Director Rob Reiner (“A Few Good Men”), along with writer Justin Zackham, have done a very good job of balancing an incredibly serious subject matter that hits close to home for many viewers, while at the same time injecting the story with a hefty dose of humor to lift the mood of the film. For some, mixing such a serious subject with comedy may seem offensive or disrespectful, but the story never becomes so humorous that the primary subject ever becomes watered down or treated lightly. I also like that along with the very well-written story, the movie poses some thought-provoking questions that will cause you to think about whether you would like to know when or how you will die, and what exactly you would do with that knowledge. It is always nice when a movie is willing to become a little more than just entertainment and good storytelling, allowing itself to create some form of discussion over its subject matter or themes.

Regarding the stars of the film, it’s not surprising that the two lead actors do a terrific job, after all both are veterans of the film business, and their performances have never once disappointed me in any film. Jack Nicholson and Morgan Freeman were the absolute perfect choices to play these two characters; and through their growing friendship, respect for each other, and the realistic problems and challenges they must face, along with the cleverly written dialogue, we are effectively drawn into their lives, easily relating to and becoming emotionally invested in them. Actor Sean Hayes, best known for TV’s “Will and Grace”, is the witness to the inspiring adventure these newfound friends embark upon, and his own sarcasm fits in perfectly with Edward’s sardonic nature and Carter’s keen intellect and quick wit. Every member of the cast did an excellent job of gracefully moving back and forth between the serious nature of the disease plaguing the two leads’ lives and the humorous moments spread throughout the film, never once failing to appropriately portray either side of the situation.

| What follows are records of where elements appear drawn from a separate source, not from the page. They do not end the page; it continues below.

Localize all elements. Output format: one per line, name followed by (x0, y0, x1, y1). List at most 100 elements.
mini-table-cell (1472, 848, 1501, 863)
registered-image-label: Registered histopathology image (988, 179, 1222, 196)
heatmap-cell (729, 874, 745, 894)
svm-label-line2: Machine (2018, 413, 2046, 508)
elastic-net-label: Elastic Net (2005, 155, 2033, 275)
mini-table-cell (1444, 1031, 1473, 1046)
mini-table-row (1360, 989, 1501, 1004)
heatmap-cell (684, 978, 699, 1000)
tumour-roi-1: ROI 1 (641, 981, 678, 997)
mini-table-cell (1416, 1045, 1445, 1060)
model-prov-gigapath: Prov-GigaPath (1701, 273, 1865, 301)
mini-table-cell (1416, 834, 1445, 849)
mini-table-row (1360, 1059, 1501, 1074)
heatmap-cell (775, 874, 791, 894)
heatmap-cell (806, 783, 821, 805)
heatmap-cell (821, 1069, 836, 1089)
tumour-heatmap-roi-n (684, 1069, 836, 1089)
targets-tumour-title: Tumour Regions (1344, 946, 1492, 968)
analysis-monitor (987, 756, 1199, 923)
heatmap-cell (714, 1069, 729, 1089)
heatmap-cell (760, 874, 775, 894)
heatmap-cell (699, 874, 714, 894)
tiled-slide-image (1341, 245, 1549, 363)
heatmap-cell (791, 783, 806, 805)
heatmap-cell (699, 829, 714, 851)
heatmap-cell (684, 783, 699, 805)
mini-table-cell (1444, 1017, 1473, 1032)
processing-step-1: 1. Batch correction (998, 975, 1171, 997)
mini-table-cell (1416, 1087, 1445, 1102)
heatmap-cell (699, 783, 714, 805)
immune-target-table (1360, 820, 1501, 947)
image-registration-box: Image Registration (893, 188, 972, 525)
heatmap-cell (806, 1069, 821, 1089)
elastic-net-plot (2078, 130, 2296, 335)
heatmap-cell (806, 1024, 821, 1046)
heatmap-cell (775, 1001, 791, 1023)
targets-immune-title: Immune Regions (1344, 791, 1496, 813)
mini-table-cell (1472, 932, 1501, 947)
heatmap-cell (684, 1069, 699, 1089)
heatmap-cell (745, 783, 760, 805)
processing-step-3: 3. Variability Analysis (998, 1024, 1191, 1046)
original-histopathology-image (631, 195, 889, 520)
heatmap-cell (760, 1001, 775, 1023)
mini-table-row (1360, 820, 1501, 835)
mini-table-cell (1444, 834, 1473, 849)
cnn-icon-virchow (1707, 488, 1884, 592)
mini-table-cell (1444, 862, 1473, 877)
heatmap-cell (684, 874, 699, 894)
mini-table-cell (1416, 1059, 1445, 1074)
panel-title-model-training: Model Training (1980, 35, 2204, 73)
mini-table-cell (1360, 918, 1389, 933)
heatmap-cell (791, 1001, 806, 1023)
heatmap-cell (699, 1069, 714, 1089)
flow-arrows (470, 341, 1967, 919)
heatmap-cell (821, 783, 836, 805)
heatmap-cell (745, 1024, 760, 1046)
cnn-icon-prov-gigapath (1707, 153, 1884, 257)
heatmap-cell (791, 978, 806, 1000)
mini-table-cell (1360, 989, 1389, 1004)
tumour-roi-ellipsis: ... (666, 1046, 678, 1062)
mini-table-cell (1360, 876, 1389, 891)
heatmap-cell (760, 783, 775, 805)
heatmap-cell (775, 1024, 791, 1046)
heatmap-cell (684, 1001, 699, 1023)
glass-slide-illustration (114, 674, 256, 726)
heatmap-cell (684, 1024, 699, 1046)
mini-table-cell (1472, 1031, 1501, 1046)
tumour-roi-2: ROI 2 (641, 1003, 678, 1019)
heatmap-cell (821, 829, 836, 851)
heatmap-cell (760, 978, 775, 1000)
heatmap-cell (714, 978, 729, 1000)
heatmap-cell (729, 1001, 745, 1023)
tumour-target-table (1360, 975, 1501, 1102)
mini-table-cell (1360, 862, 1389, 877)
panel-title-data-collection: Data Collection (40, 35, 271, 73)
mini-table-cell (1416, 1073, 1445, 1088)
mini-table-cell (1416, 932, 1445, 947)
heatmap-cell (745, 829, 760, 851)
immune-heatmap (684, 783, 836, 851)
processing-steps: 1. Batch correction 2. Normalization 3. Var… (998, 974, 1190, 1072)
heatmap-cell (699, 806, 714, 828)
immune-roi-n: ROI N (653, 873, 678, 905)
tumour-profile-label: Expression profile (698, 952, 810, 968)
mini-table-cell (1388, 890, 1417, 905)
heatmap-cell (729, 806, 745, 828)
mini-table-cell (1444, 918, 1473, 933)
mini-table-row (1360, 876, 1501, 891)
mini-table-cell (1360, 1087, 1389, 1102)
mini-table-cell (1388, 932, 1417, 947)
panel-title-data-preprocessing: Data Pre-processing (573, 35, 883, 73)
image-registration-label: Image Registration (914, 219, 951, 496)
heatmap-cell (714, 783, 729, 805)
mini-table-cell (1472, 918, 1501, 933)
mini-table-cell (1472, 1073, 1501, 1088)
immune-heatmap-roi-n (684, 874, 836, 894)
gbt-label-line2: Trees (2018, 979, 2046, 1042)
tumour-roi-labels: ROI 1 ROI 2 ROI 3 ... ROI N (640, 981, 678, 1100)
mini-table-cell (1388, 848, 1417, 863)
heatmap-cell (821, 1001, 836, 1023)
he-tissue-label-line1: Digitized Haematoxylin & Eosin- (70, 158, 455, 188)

“The Bucket List” is the perfect example of what has been dubbed a dramedy by many people; it’s a mixture of a drama and comedy, never becoming solely one or the other. The cast is perfect, giving the characters a depth and realism that is needed for a film such as this; the script is well-written and crafted to perfectly balance the gravity of the situation with some light-hearted humor. Overall, this is just a really good movie that will undoubtedly hit closer to home for some more than others, but it still should be seen, as it is an inspiring example of not letting your life’s circumstances, grave or otherwise, get the best of you.

“The Bucket List” is rated PG-13 for language and sexuality and violence.